反転した意識の上書をしないままにSSを脱ぐ方法も、大本営の指令で目下の所研究中だ。…あと半年もあれば一つの目処も立つだろう」
「…それは、自分のままに脱げる可能性もあると言う事ですか?」
「精神に作用する事だから、すぐに研究を進められる物でもないのだがな。それでも、だ」
「…結果が出たら、教えて下さい。その内容如何で考えます…」
「解っているよ」
温かい湯船の中でも、何故かわずかに震える大井は、俺の腕を抱き締める形でさらに寄り添ってくる。
それは恐怖か、それとも一縷の希望へ縋る思いなのか。
“視る”事は出来ても、知ることのできない俺は、詳細を推し量ることくらいしか出来なかった。
* * *
震える肩に手を添えてくれる提督は確かに優しくて、つい縋ってしまいたくなる。
初春として、そして大井として過ごしたこの「女」の1年以上の年月は、どうやら自分を本当の「女」に近づけてしまっていたようで。

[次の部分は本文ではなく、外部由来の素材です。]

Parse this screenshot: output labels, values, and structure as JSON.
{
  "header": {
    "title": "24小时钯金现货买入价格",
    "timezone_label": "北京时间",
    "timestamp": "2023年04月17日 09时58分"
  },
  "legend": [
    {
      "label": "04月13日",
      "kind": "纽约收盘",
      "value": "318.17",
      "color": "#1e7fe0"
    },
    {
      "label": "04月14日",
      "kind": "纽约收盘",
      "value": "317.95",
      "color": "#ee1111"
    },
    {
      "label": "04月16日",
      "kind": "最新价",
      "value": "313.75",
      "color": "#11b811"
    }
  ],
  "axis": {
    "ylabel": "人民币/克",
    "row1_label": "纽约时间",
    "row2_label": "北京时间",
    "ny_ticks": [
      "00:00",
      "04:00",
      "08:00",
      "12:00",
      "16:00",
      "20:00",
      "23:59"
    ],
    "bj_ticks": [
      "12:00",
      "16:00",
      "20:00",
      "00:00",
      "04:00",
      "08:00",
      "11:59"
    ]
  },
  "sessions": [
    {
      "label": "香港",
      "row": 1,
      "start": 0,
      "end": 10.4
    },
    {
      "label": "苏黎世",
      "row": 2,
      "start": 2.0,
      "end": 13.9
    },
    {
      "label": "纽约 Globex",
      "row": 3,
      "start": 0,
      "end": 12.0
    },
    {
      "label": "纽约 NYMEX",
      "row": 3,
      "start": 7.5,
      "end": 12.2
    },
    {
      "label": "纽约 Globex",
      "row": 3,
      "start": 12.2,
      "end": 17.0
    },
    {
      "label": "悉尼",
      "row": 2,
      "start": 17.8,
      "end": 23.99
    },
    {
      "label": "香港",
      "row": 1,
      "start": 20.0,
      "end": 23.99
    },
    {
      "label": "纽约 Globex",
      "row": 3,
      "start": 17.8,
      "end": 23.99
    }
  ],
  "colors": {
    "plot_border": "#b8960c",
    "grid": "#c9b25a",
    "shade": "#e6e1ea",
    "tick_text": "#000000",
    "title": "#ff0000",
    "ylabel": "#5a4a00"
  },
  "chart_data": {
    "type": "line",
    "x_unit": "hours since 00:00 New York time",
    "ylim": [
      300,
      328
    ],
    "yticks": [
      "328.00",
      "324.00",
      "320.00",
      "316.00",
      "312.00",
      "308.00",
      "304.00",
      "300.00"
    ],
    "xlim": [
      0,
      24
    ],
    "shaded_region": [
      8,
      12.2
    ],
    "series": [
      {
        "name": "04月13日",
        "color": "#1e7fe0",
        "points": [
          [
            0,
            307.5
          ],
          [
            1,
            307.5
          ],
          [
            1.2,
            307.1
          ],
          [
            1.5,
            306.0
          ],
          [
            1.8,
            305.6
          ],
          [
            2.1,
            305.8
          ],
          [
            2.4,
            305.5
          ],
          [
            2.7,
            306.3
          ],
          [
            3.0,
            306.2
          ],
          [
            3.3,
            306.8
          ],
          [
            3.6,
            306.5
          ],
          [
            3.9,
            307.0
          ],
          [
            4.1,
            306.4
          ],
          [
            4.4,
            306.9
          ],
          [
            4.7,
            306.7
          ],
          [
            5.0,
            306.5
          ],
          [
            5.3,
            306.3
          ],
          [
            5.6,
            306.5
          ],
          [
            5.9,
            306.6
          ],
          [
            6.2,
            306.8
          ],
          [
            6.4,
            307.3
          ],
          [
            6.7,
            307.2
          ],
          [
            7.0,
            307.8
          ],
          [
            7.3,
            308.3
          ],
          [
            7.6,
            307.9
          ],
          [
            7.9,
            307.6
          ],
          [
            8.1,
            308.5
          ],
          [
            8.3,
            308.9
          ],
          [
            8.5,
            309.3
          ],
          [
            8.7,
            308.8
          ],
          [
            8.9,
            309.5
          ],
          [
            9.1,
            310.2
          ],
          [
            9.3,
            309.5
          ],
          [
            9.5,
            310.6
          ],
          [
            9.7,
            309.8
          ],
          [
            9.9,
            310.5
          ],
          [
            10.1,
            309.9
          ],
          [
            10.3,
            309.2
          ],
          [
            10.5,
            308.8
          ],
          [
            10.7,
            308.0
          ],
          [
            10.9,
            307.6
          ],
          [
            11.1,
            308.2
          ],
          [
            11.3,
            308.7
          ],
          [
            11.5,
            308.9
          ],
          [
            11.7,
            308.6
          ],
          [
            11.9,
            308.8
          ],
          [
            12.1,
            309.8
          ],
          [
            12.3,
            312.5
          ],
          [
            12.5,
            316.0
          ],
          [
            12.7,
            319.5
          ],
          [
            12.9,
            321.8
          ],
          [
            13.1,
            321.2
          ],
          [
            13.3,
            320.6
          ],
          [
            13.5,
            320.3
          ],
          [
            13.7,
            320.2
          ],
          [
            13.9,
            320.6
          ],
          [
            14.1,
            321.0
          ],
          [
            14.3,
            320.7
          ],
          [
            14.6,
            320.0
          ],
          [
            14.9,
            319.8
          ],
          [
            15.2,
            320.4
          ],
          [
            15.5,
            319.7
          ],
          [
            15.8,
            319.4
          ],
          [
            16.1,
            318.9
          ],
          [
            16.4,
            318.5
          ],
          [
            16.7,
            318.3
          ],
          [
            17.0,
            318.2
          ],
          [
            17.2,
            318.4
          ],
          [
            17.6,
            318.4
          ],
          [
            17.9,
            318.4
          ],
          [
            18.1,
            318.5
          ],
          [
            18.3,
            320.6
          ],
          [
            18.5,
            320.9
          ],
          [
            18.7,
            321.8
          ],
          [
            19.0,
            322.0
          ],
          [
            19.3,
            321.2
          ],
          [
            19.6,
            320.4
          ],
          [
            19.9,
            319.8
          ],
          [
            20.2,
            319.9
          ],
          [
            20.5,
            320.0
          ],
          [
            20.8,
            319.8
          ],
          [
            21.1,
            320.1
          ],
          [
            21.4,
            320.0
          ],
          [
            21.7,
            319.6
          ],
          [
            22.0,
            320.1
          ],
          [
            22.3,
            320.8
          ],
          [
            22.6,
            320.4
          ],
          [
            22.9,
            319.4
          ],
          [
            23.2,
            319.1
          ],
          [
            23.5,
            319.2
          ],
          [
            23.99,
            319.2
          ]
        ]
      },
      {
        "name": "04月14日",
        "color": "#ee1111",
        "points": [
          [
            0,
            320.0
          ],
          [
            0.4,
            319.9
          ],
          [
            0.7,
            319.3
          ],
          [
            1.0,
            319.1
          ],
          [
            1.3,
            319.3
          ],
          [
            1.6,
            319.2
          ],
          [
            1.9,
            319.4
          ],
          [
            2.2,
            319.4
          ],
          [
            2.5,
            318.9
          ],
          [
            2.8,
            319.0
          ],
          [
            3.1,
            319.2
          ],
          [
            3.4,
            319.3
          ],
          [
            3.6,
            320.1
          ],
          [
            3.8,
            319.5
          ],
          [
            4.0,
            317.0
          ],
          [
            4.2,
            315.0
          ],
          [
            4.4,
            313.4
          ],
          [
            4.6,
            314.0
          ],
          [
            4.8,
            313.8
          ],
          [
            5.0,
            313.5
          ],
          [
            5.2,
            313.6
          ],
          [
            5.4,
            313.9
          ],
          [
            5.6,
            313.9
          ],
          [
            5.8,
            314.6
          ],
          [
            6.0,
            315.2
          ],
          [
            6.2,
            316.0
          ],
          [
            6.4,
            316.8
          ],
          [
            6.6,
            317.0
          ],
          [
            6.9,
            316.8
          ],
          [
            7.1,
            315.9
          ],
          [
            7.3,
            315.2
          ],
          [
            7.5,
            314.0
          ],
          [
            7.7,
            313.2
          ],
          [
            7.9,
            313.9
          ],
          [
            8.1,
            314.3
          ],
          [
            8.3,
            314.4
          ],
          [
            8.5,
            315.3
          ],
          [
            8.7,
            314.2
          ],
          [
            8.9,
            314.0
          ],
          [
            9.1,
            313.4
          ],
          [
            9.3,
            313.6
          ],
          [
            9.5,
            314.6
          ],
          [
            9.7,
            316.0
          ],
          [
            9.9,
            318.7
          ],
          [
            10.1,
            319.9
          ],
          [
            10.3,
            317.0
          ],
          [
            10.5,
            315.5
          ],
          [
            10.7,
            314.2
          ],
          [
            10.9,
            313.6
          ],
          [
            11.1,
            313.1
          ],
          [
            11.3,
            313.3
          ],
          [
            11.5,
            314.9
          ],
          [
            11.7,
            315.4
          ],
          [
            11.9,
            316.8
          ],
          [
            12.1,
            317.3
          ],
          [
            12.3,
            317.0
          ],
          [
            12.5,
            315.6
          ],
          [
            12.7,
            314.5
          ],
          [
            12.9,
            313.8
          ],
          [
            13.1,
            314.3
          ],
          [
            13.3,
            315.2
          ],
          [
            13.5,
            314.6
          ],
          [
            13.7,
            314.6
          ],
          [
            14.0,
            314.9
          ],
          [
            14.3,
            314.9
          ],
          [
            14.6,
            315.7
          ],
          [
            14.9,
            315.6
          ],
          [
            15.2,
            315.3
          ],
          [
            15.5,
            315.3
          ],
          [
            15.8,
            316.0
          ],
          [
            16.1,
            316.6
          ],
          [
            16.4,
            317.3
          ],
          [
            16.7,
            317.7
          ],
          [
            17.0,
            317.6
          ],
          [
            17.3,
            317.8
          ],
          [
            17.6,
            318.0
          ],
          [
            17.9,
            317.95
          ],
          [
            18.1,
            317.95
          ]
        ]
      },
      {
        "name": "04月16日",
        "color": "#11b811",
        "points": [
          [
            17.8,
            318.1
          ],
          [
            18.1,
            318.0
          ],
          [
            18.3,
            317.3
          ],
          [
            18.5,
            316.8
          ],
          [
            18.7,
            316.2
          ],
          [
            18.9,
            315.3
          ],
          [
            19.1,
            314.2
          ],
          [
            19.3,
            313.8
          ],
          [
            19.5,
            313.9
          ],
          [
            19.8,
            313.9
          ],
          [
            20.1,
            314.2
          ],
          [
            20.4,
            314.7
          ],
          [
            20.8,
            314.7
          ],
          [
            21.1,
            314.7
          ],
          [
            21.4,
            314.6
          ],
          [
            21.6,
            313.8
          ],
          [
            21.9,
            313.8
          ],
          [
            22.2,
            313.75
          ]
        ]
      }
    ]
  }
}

誰かがいるということ以上に、自分に「女」を教えてくれた提督が居ることに安堵の念を覚えている。
自分は本当に女になってしまったのかもしれない。
今回は守られてしまった“初めて”を捧げても良いかと思ってしまった。
提督も愛している。敬愛か、恋愛感情かは、まだ少し判別がつかないけれど。
大井篇 了
日本人がドイツ艦のSSを被ったらどうなるのかちょっと気になる・・・
>3様、26様
ありがとうございます。そう言っていただけるのが物書きにとって何よりの感想です。
>17様
味覚などの感覚もゲルマンナイズドされるでしょうね。
中の人の意識が出た状態での食事は、日本料理よりドイツ料理の方が“慣れ親しんだ味”になってしまうやもしれません。
食べ慣れた筈の肉じゃがの味が違う。これは結構なストレスになると思いますよ。